The Dutch CELEX data is derived from R.H. Baayen, R. Piepenbrock & L. Gulikers, The CELEX Lexical Database (CD-ROM), Release 2, Dutch Version 3.1, Linguistic Data Consortium, University of Pennsylvania, Philadelphia, PA, 1995.
Apart from orthographic features, the CELEX database comprises representations of the phonological, morphological, syntactic and frequency properties of lemmata. For the Dutch data, frequencies have been disambiguated on the basis of the 42.4m Dutch Instituut voor Nederlandse Lexicologie text corpora.

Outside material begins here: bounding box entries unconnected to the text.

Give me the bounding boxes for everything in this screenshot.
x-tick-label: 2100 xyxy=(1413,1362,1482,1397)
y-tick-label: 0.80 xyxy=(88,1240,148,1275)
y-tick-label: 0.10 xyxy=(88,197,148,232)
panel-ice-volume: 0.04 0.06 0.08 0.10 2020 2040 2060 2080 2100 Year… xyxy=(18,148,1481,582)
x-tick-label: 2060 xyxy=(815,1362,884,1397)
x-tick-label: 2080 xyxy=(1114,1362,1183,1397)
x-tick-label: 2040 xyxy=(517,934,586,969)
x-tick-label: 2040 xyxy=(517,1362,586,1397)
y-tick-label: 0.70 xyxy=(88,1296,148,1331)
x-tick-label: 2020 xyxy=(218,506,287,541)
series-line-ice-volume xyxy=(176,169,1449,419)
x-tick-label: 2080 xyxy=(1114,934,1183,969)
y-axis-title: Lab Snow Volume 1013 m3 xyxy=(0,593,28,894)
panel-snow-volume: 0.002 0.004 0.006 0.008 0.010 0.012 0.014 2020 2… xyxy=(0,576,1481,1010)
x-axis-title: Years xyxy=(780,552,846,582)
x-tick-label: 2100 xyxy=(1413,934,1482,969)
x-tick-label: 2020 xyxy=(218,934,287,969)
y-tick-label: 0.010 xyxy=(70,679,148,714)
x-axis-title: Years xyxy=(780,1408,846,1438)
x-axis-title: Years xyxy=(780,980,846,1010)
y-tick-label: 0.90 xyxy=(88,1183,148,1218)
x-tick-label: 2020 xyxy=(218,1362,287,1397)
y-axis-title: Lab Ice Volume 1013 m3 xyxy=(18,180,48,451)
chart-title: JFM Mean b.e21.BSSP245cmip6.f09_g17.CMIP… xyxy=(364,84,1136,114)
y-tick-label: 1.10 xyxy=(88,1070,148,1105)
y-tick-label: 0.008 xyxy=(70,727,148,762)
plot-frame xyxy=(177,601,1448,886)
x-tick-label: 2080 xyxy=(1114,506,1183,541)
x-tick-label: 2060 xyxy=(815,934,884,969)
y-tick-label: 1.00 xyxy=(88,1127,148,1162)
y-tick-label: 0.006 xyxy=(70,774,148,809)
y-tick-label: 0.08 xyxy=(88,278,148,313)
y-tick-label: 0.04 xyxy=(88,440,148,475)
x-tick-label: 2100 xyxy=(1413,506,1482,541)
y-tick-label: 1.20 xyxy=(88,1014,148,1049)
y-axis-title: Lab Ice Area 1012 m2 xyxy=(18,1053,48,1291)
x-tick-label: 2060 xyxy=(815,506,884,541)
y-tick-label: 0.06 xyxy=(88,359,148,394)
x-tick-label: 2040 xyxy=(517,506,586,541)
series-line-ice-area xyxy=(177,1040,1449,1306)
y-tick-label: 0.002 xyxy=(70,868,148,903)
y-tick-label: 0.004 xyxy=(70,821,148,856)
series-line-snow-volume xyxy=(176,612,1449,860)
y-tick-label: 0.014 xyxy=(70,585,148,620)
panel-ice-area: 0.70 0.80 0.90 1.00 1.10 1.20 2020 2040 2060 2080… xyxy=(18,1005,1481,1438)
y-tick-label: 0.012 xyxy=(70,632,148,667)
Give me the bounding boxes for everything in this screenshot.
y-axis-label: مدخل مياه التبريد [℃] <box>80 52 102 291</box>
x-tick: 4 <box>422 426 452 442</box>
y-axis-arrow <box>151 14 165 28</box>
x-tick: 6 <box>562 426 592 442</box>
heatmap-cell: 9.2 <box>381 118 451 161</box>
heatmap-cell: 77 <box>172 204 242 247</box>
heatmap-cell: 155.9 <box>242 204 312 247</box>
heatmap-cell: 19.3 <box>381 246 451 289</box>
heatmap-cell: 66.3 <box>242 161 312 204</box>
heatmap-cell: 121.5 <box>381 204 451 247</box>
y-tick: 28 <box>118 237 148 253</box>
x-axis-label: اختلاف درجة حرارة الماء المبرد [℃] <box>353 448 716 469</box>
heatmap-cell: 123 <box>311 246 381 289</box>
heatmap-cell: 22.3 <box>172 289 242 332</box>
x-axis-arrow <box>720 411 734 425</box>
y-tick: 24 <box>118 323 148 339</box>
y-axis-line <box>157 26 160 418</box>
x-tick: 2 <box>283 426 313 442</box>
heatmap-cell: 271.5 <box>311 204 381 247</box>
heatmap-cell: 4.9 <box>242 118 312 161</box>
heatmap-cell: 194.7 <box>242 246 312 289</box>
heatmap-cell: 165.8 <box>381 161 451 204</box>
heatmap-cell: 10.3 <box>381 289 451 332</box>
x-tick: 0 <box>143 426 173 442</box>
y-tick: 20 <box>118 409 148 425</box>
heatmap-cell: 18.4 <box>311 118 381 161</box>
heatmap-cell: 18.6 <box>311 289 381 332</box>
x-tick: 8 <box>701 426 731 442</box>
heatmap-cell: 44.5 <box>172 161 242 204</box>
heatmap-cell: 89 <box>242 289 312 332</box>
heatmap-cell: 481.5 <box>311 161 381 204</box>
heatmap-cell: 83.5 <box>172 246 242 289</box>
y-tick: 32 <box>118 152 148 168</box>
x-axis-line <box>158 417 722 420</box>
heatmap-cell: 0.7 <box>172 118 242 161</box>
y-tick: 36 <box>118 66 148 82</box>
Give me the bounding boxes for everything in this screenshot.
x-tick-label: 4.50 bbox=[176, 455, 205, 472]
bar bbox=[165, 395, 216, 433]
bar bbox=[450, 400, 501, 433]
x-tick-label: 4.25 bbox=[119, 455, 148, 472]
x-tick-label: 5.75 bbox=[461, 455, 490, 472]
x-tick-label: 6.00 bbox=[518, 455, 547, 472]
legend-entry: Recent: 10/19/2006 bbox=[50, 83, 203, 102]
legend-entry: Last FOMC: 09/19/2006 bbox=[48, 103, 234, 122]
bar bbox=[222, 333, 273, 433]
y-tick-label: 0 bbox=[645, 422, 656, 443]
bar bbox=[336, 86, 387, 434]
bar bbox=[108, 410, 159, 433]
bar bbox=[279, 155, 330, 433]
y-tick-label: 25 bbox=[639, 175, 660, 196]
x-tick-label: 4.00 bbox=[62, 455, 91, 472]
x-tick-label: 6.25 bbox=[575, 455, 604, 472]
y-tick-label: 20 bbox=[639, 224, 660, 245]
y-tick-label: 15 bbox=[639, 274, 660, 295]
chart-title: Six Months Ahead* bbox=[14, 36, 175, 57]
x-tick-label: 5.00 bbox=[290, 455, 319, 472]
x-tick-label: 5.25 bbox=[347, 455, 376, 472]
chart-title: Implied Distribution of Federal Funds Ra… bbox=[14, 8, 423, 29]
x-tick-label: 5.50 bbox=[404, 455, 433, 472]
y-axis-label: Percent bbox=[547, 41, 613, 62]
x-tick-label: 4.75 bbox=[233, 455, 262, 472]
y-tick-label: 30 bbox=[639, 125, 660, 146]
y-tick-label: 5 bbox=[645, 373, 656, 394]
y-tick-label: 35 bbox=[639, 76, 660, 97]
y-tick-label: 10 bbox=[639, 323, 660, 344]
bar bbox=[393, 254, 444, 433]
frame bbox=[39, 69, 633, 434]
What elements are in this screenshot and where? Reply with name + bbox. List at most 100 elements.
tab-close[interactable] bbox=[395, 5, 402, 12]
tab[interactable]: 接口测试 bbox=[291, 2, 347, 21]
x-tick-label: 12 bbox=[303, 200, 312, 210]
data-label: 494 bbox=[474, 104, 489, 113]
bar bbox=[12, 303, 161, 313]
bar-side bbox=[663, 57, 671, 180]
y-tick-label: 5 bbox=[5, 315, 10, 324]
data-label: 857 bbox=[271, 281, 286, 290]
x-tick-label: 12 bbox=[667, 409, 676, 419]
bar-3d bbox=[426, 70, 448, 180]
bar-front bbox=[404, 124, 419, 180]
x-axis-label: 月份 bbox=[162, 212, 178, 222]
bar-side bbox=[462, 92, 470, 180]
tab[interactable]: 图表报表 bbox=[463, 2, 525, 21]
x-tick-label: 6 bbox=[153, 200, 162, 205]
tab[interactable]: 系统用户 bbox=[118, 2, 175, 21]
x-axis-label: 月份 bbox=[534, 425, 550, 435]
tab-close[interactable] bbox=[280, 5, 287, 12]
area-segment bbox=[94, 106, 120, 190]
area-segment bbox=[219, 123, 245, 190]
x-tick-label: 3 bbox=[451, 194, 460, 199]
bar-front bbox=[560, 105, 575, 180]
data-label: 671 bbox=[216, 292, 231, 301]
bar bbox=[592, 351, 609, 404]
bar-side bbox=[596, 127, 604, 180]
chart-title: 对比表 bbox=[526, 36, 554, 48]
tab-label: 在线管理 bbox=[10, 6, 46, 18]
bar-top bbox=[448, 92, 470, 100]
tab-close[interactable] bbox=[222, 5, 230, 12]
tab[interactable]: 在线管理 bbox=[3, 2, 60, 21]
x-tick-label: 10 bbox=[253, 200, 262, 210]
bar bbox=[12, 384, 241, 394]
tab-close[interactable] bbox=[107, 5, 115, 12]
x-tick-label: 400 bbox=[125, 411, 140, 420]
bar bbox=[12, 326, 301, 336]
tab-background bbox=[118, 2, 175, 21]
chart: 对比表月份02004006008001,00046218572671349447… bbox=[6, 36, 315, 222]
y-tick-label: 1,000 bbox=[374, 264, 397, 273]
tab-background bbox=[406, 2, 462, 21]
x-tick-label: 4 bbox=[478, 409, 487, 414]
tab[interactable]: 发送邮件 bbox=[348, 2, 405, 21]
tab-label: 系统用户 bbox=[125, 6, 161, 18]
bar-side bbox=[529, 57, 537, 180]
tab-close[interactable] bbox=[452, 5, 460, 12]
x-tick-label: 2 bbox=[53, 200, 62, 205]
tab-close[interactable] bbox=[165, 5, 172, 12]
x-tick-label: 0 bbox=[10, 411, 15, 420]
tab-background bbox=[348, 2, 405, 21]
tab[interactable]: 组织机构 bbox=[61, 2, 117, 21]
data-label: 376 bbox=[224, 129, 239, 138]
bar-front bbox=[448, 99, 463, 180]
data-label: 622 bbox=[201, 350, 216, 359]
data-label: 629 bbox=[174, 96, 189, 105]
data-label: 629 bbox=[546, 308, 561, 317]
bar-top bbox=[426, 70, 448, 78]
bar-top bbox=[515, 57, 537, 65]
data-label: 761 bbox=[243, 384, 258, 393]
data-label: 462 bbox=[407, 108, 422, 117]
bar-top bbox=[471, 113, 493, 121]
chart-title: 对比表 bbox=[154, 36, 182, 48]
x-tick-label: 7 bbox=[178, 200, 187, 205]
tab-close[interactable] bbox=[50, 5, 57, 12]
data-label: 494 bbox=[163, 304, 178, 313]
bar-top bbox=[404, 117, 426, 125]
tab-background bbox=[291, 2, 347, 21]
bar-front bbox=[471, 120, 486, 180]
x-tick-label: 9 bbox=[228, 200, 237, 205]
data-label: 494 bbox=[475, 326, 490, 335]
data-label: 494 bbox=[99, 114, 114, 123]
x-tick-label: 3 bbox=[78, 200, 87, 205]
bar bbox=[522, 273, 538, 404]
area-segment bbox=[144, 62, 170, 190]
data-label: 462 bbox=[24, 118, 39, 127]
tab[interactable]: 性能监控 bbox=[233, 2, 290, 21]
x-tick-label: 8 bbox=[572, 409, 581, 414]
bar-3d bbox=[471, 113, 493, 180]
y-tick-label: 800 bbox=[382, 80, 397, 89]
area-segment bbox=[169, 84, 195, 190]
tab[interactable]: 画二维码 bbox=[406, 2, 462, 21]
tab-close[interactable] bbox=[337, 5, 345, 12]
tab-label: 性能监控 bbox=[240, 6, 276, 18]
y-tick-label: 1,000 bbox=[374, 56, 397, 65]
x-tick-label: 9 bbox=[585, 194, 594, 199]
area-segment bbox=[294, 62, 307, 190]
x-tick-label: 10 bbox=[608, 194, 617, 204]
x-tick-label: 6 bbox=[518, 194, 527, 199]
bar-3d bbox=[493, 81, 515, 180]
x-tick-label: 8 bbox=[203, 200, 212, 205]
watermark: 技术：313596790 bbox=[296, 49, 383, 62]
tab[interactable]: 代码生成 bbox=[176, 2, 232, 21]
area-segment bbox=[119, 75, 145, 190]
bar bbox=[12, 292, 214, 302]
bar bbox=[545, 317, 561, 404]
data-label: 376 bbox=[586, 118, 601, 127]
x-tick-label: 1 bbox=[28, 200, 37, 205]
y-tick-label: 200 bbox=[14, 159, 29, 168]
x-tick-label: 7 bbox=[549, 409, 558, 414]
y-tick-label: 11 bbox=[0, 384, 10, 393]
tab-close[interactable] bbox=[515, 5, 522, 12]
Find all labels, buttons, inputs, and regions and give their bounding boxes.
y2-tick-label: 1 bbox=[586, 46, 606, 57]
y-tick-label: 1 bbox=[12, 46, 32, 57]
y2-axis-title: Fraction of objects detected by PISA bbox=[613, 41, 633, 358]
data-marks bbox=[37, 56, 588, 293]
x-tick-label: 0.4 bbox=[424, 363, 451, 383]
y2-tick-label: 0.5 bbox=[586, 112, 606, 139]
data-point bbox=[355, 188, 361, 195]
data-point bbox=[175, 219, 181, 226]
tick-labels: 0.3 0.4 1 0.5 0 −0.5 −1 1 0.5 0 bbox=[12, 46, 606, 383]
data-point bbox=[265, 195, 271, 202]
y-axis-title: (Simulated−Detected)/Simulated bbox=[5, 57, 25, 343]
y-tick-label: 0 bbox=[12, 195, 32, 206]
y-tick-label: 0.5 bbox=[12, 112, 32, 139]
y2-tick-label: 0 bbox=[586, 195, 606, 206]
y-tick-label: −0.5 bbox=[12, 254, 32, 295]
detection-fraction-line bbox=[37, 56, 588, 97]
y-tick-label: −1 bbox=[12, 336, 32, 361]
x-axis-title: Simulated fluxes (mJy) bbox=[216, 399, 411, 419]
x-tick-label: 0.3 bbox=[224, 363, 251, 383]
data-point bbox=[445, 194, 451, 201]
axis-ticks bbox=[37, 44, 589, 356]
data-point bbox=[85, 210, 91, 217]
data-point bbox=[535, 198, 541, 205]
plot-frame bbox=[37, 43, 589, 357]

To make for greater compatibility with other operating systems, the databases have not been tailored to fit any particular database management program. Instead, the information is presented in a series of plain ASCII files, which can be queried with tools such as AWK and ICON. Unique identity numbers allow the linking of information from different files.This database can be divided into different subsets:
· orthography: with or without diacritics, with or without word division positions, alternative spellings, number of letters/syllables;
· phonology: phonetic transcriptions with syllable boundaries or primary and secondary stress markers, consonant-vowel patterns, number of phonemes/syllables, alternative pronunciations, frequency per phonetic syllable within words;
· morphology: division into stems and affixes, flat or hierarchical representations, stems and their inflections;
· syntax: word class, subcategorisations per word class;
· frequency of the entries: disambiguated for homographic lemmata.